Como consequência, o Superior Tribunal Militar (STM) agora avaliará se todos os oficiais envolvidos e o presidente devem perder suas patentes e postos, sendo considerados indignos do cargo. A expectativa em torno deste julgamento é de incerteza e pode gerar debates acalorados.
A reação das Forças Armadas a esses eventos revela uma transformação na postura militar, que, desde 1985, distanciou-se da política, apesar de tentativas de envolvimento durante a administração anterior.
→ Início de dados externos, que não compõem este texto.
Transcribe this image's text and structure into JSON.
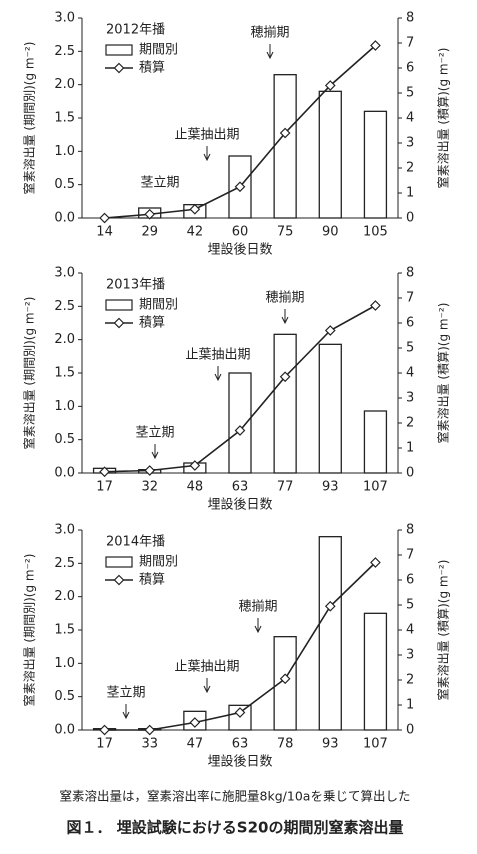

Após as condenações, não houve manifestações contrárias às penas aplicadas àqueles que desafiaram a democracia, algo inédito nos últimos 40 anos da história brasileira. Este é o maior intervalo sem intervenções militares na política nacional desde a redemocratização.
Com 14 intervenções militares registradas desde a deposição do imperador Pedro II em 1889 até o golpe de 1964, este é o primeiro caso em que os arquitetos de movimentos antidemocráticos foram julgados e condenados. A anistia, que sempre foi concedida em insurreições anteriores, não foi aplicada desta vez, pelo menos até o momento.
Uma pesquisa recente da AtlasIntel/Estadão indica que a desconfiança da sociedade nas Forças Armadas e no Exército está em 60%, posicionando-os em penúltimo lugar, apenas à frente do Congresso. Alterar essa percepção negativa é crucial para avançar em um novo capítulo da nossa história política.
Propostas para Reforçar a Subordinação das FFAA
Um dos passos significativos para encerrar esse período conturbado da história nacional seria a análise de uma nova Proposta de Emenda Constitucional (PEC) que altera o artigo 142 da Constituição Federal. Este artigo afirma que as Forças Armadas são instituições nacionais permanentes e regulares, organizadas sob a autoridade do presidente da República, e têm a função de defender a pátria e garantir os poderes constitucionais. O objetivo da emenda seria remover a parte que permite às FFAA intervir em crises políticas internas, reforçando sua subordinação às leis e à Constituição.
Essa mudança poderia representar não só um passo em direção a uma nova era para as Forças Armadas, mas também um fortalecimento das instituições democráticas no Brasil. Enfatizar o papel das FFAA como defensoras da nação, sem atribuições que possam ser interpretadas como um poder moderador nas decisões políticas, é crucial em tempos de polarização e incerteza.
Em suma, a história das Forças Armadas no Brasil passa por um momento de transformação. À medida que o país avança para estabelecer uma relação mais clara e saudável entre civis e militares, as decisões que estão sendo tomadas agora poderão ecoar por gerações. O objetivo é garantir que a democracia se mantenha robusta e que as lições do passado sejam lembradas, a fim de evitar a repetição dos erros históricos.